Nascido em 1923, portanto aos 92 anos de idade, Lapouge demonstra uma agilidade mental, um domínio dos fatos mais relevantes da política internacional, sobretudo do interminável conflito árabe-israelense, que tornam imperdíveis os artigos escritos para o jornal da família Mesquita, no qual começou a trabalhar nos anos 50 do século passado.

Confesso que esperei avidamente a publicação desse livro de Gilles Lapouge desde a leitura da notícia de seu lançamento na França, se não estou enganado no excelente suplemento semanal do jornal Valor Econômico. Conhecia desse autor os livros Equinociais e A missão das fronteiras, o primeiro contendo o magnífico relato da extensa viagem realizada pelo autor nas regiões Norte e Nordeste do Brasil. Infelizmente o livro foi publicado por uma editora de Campinas (SP) e, imagino, não teve a repercussão merecida entre o leitorado tupiniquim. O outro é um romance barroco que saiu pela Record (RJ), a meu ver, também sem causar maior impacto editorial.

Espero que aconteça exatamente o inverso com o Dicionário dos apaixonados pelo Brasil, do qual o mínimo que se pode dizer é que é a obra da maturidade de Gilles Lapouge, ou a reprodução de fatos armazenados por uma memória prodigiosa que presentemente nos lega a descrição enciclopédica duma relação intensamente amorosa entre o jornalista-escritor e o país que conhece e percorre há 60 anos.

Está aí um livro que todos os brasileiros com mais (ou menos) de 50 anos deveriam ler, por obrigação. Em primeiro lugar por trazer ao leitor a realidade nua e crua de um país tipicamente burlesco como era o nosso no começo da segunda metade do século 20, e por se tratar da visão afiada, muitas vezes irônica mas nunca desrespeitosa de europeu culto e sofisticado, aliás, rigoroso discípulo de tantos outros viajores estrangeiros que se aventuraram pelas terras de Pindorama.

Lapouge, pelo que percebi da leitura de parágrafos soltos dos assentamentos que vão de A a V, construiu uma obra informativa e ao mesmo tempo de intensa expressão literária, a exemplo da verve de Saint-Hilaire ou Richard Burton, sábios que também peregrinaram pelas lonjuras inóspitas de nosso país.

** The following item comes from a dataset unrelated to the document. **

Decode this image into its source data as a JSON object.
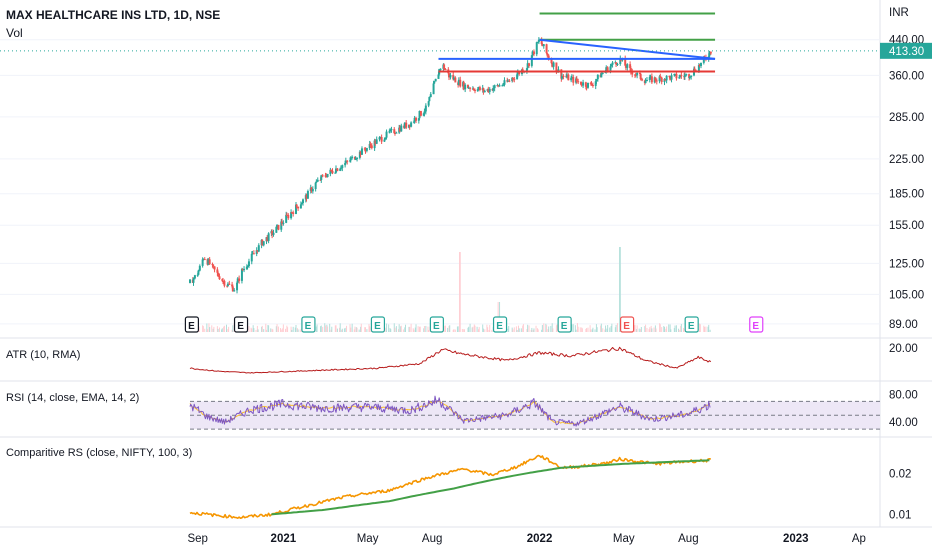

Para despertar a atenção (e o desejo) dos leitores que andam em busca de finos manjares e olimpicamente dispensam os arremedos literários que fluem em catadupa por esses tempos, com a devida licença do autor e da editora que lançou o fecundo dicionário que é também uma declaração de amor pelo Brasil, transcrevo linhas numinosas garimpadas aqui e ali nas 333 páginas que perfazem o volume.

Boto cor-de-rosa

Por mais amável que seja o boto é responsável por muitos dramas. Os homens da Amazônia sentem ciúmes dele. Assim que perdem de vista sua namorada ou esposa, eles compreendem que um boto passou por ali e que fez amor com ela em suas úmidas moradias.

Café

O café está, enfim, na Amazônia. Estamos em 1727. Ele começa a sua carreira. Durante meio século, limita-se à capitania do Pará, mas ele é insaciável e, como a Europa o aprecia cada vez mais e os cafezais destroem os solos, deve sempre sair em busca de novas terras. Ele corre em direção ao sul. Em 1761, está no Rio de Janeiro, primeiro em torno da Baía da Guanabara, depois no Vale do Paraíba, entre duas serras, a da Mantiqueira e a do Mar. A primeira economia cafeeira do país ocupa essa região durante um século. As superfícies cultivadas se estendem até por volta de 1860. Mas a mão de obra diminui e a destruição da Mata Atlântica resseca os solos. As formigas atacam, arruínam os campos. Enfim, em 1888, a Lei Áurea decreta a emancipação total de todos os escravos. Uma violenta crise atinge a mercadoria milagrosa.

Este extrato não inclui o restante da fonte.